Cardinality of generating sets of faithful modules over integral domain

Let $R$ be an integral domain. Let $\alpha$ be an infinite cardinal . Let $M$ be a faithful $R$-module such that $\mu(M)< \alpha$ . Let $N$ be a submodule of $M$ and $m\in M$ and $r\in R$ be such that $rm \in N$, $\mu (N+rM) < \alpha$ and $\mu (N+Rm) < \alpha$ . Then is it true that $\mu (N) < \alpha$ ?

If this is not true in general for all infinite cardinal $\alpha$, can we atleast characterize those $\alpha$ for which it is true ? In particular, is it true for $\alpha= \aleph_0$ ?

The answer here On cardinality of generating subsets of some submodules shows that when $R$ is not an integral domain, we can have counterexamples.

NOTE : For an $R$-module $M$, by $\mu (M)$ we denote the minimal no. of generators of $M$ . So $\mu (M) < \alpha$ means $M$ can be generated by a set $S \subseteq M$ such that $|S| < \alpha$ .

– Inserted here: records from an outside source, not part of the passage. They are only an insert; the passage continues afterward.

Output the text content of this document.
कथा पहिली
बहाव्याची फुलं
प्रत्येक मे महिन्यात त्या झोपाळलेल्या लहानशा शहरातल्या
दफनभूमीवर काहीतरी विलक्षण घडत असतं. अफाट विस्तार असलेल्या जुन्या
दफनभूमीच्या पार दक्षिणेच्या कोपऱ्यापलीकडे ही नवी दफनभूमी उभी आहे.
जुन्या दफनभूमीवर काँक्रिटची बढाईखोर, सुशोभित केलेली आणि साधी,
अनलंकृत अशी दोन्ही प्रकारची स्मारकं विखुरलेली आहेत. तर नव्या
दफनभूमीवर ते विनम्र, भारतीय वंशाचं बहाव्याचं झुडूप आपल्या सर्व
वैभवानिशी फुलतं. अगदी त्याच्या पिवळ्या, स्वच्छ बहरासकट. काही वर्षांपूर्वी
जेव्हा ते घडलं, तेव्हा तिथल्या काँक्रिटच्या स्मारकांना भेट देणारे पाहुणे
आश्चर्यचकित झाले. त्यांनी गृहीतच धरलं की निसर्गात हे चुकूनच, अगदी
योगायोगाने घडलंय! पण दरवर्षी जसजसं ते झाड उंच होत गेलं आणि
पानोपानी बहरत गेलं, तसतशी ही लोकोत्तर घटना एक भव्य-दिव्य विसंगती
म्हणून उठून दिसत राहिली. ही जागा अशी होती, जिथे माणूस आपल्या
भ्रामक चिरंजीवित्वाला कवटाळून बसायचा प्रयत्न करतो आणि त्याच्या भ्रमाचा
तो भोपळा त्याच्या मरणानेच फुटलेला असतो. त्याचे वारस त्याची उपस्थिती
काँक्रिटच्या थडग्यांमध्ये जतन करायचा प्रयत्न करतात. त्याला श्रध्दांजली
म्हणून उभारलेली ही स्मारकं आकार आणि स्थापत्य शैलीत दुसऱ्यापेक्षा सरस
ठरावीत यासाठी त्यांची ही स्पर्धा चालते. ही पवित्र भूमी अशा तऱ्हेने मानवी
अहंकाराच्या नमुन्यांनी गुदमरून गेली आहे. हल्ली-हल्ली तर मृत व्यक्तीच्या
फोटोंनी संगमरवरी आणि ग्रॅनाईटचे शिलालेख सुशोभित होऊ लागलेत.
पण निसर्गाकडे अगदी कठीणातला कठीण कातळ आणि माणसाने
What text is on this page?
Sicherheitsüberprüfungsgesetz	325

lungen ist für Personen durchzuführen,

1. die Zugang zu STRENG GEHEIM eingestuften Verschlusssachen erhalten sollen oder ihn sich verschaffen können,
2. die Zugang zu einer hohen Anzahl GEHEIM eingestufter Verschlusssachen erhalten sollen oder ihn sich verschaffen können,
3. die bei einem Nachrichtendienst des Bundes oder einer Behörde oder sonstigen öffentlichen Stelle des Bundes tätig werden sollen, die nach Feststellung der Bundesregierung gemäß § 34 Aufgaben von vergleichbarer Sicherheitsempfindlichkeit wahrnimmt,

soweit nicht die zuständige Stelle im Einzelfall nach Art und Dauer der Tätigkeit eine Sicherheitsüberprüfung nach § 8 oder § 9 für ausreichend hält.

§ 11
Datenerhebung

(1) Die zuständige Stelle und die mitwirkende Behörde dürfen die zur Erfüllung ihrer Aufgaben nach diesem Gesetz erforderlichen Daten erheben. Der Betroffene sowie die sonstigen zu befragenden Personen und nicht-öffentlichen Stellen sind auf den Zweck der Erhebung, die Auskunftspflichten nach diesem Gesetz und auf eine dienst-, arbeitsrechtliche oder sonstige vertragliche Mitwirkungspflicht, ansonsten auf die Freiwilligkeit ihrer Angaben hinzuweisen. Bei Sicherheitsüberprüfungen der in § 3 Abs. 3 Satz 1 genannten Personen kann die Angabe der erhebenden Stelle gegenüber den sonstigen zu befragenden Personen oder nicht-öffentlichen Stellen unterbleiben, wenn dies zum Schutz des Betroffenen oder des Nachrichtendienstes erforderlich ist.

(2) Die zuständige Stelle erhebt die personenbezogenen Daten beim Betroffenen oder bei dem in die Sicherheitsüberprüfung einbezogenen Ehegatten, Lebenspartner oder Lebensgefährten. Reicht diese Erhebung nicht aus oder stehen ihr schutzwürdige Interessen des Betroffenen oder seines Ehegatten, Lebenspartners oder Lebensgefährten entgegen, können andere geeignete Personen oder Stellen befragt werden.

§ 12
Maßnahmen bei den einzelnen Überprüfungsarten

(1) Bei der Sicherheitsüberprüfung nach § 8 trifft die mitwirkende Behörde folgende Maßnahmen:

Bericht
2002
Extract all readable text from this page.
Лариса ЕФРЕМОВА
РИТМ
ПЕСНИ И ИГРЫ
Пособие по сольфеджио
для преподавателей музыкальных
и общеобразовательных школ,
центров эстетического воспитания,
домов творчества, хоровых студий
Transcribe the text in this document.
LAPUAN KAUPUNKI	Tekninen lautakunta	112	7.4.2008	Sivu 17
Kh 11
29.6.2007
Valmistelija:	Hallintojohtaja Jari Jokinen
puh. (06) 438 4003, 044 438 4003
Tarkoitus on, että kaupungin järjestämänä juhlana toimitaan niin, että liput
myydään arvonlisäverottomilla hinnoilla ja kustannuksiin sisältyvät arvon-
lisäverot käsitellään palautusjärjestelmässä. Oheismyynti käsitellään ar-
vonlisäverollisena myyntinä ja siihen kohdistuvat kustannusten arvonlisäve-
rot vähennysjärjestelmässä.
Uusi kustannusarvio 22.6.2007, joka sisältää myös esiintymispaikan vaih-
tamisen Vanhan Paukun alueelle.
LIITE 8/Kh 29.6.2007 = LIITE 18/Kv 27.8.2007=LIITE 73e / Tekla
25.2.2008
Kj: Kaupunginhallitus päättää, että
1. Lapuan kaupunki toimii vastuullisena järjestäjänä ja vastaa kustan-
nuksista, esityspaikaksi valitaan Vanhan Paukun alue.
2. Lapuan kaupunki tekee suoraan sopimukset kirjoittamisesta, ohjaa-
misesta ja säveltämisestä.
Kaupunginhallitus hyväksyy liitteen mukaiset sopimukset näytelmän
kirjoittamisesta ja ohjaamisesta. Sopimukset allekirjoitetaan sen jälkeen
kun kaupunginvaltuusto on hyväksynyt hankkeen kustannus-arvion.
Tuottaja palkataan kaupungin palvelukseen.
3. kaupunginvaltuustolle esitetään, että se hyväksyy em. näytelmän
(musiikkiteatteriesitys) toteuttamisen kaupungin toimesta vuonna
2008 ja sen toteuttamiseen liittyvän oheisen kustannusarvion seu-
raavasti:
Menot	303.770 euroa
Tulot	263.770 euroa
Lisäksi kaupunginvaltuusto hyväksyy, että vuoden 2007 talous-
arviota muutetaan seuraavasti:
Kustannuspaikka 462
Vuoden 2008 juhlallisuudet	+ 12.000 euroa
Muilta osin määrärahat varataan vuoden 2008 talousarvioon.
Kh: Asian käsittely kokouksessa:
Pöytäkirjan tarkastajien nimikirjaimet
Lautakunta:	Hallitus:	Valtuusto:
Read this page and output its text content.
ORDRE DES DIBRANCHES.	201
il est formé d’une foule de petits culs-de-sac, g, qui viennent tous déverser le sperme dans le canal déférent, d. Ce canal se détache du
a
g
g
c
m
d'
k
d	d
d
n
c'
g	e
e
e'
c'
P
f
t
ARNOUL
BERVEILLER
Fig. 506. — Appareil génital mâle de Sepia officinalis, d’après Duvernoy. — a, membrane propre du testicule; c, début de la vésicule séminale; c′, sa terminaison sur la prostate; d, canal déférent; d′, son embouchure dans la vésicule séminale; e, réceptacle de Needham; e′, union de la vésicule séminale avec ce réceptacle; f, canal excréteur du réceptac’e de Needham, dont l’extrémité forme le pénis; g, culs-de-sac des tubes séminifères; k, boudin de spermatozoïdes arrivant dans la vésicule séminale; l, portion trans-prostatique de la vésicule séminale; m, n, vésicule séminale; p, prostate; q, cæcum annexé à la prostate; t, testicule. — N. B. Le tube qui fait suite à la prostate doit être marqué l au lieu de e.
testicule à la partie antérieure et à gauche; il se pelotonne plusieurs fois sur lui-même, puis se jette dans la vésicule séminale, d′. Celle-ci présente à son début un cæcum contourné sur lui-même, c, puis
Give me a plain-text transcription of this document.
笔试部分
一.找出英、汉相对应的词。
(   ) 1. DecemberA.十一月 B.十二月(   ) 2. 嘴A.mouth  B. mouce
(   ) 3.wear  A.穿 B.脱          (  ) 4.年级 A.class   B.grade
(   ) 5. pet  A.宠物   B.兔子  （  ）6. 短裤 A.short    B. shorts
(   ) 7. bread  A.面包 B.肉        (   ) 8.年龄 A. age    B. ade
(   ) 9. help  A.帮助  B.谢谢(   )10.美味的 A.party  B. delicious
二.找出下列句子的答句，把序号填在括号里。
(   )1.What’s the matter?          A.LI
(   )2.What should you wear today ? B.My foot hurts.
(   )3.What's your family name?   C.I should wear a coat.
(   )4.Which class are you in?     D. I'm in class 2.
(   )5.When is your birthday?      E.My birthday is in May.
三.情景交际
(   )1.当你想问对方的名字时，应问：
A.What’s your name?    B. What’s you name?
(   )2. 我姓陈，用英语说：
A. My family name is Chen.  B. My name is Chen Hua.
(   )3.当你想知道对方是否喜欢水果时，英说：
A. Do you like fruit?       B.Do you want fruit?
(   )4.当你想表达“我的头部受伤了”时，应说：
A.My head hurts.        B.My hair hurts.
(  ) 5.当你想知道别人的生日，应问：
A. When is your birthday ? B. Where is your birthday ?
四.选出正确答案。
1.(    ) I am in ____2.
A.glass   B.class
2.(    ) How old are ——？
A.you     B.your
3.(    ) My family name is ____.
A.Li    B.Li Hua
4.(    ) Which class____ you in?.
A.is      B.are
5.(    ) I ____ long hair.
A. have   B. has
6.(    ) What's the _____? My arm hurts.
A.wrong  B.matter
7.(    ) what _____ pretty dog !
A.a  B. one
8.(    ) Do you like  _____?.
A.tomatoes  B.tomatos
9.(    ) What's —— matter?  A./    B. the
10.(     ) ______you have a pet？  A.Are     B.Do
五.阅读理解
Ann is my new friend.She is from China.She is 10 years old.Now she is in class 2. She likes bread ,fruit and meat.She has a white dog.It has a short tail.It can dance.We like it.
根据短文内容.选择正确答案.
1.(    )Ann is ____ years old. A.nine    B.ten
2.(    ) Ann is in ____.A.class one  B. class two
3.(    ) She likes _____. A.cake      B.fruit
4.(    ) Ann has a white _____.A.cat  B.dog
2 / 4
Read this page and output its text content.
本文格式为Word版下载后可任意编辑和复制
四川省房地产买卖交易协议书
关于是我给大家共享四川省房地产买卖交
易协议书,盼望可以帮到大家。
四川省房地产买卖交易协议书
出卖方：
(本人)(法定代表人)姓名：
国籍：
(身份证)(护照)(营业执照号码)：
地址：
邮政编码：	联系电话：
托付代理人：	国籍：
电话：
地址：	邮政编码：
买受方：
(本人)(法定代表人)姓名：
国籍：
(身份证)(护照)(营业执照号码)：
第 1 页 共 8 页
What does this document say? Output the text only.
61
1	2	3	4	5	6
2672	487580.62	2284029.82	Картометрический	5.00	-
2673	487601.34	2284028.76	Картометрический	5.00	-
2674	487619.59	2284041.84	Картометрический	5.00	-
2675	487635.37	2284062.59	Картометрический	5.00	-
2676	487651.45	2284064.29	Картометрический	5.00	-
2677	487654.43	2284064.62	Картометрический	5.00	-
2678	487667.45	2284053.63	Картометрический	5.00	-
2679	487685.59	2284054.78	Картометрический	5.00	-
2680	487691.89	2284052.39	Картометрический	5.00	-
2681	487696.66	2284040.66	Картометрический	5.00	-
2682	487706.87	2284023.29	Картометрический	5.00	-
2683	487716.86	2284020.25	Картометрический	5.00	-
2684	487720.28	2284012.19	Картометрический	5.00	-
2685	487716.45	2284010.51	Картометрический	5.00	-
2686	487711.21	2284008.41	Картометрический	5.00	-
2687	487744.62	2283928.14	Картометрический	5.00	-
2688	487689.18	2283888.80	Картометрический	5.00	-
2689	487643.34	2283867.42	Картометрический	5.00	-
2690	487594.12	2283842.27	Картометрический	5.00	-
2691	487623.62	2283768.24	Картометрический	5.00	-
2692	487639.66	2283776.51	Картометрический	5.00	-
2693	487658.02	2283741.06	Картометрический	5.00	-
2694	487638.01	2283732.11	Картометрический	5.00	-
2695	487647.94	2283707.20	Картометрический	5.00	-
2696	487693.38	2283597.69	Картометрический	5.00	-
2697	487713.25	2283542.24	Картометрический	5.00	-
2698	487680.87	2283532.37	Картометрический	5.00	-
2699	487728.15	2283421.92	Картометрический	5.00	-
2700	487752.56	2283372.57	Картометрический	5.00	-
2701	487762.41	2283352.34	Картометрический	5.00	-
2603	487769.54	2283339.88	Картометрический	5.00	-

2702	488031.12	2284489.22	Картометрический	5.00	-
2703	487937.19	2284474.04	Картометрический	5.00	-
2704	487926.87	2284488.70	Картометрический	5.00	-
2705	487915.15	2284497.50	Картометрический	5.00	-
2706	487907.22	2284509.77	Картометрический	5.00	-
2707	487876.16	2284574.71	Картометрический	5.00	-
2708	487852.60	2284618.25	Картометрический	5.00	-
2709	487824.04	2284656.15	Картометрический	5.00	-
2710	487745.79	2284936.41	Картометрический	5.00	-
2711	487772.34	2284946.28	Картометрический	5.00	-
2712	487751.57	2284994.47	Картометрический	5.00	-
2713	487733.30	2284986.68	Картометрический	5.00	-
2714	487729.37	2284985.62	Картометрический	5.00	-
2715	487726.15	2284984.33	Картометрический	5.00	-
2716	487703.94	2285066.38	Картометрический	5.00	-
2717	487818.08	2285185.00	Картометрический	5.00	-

• Please see " R. Nekooei and E. Rostami, A Prime Submodule Principle,Algebra Colloq. 21, 697 (2014). doi.org/10.1142/S1005386714000649 ". > – E. Rostami Mar 19 '18 at 16:25
• The paper only treats , as far as I can see, the Oka property for cardinaility of generating sets. Whereas I am asking for an Ako type of property . – user111524 Mar 19 '18 at 17:08

Let $W$ be a well-ordered set with cofinality at least $\alpha$ (for example, $W$ could be the cardinal $2^\alpha$).

Let $\mathbb{Z}^W$ be the group of functions $W\to\mathbb{Z}$, ordered lexicographically using the well-order on $W$ (i.e., $f<g$ if and only if $f(w)<g(w)$ for the least $w\in W$ with $f(w)\neq g(w)$). Then $\mathbb{Z}^W$ is a totally ordered abelian group.

By a theorem of Krull, every totally ordered abelian group is the value group of some valuation domain. Let $R$ be a valuation domain with value group $\mathbb{Z}^W$, and $\nu:R\setminus\{0\}\to \mathbb{Z}^W$ the associated valuation.

Let $1\in\mathbb{Z}^W$ be the constant function taking the value $1$, and let $I_{>1}=\{x\in R\mid \nu(x)>1\}\cup\{0\}$ and $I_{\geq1}=\{x\in R\mid \nu(x)\geq1\}\cup\{0\}$.

Then $\mu(I_{\geq1})=1$, since $I_{\geq1}$ is generated as an ideal by any element $x$ with $\nu(x)=1$.

$\mu(I_{>1})$ is equal to the cofinality of $W$, and is therefore at least $\alpha$.

To see this, suppose $\{n_j\mid j\in J\}\subseteq I_{>1}$, and for each $j$, $w_j$ is the least element of $W$ such that $\nu(n_j)(w_j)\neq1$. Then $\{n_j\mid j\in J\}$ generates $I_{>1}$ if and only if $\{w_j\mid j\in J\}$ is cofinal in $W$, since if $w'\in W$ with $w'>w_j$ for every $j\in J$, then choosing $f\in\mathbb{Z}^W$ with $f(w)=1$ for $w<w'$ and $f(w')=2$, and $n\in I_{>1}$ with $\nu(n)=f$, then $n$ is not in the subideal of $I_{>1}$ generated by $\{n_j\mid j\in J\}$.

Now take $M=R$, $N=I_{>1}$ and $r=m$ with $\nu(r)=1$.

Then $N+rM=I_{\geq1}=N+Rm$, so $\mu(R)=\mu(N+rM)=\nu(N+Rm)=1$, but $\mu(N)\geq\alpha$.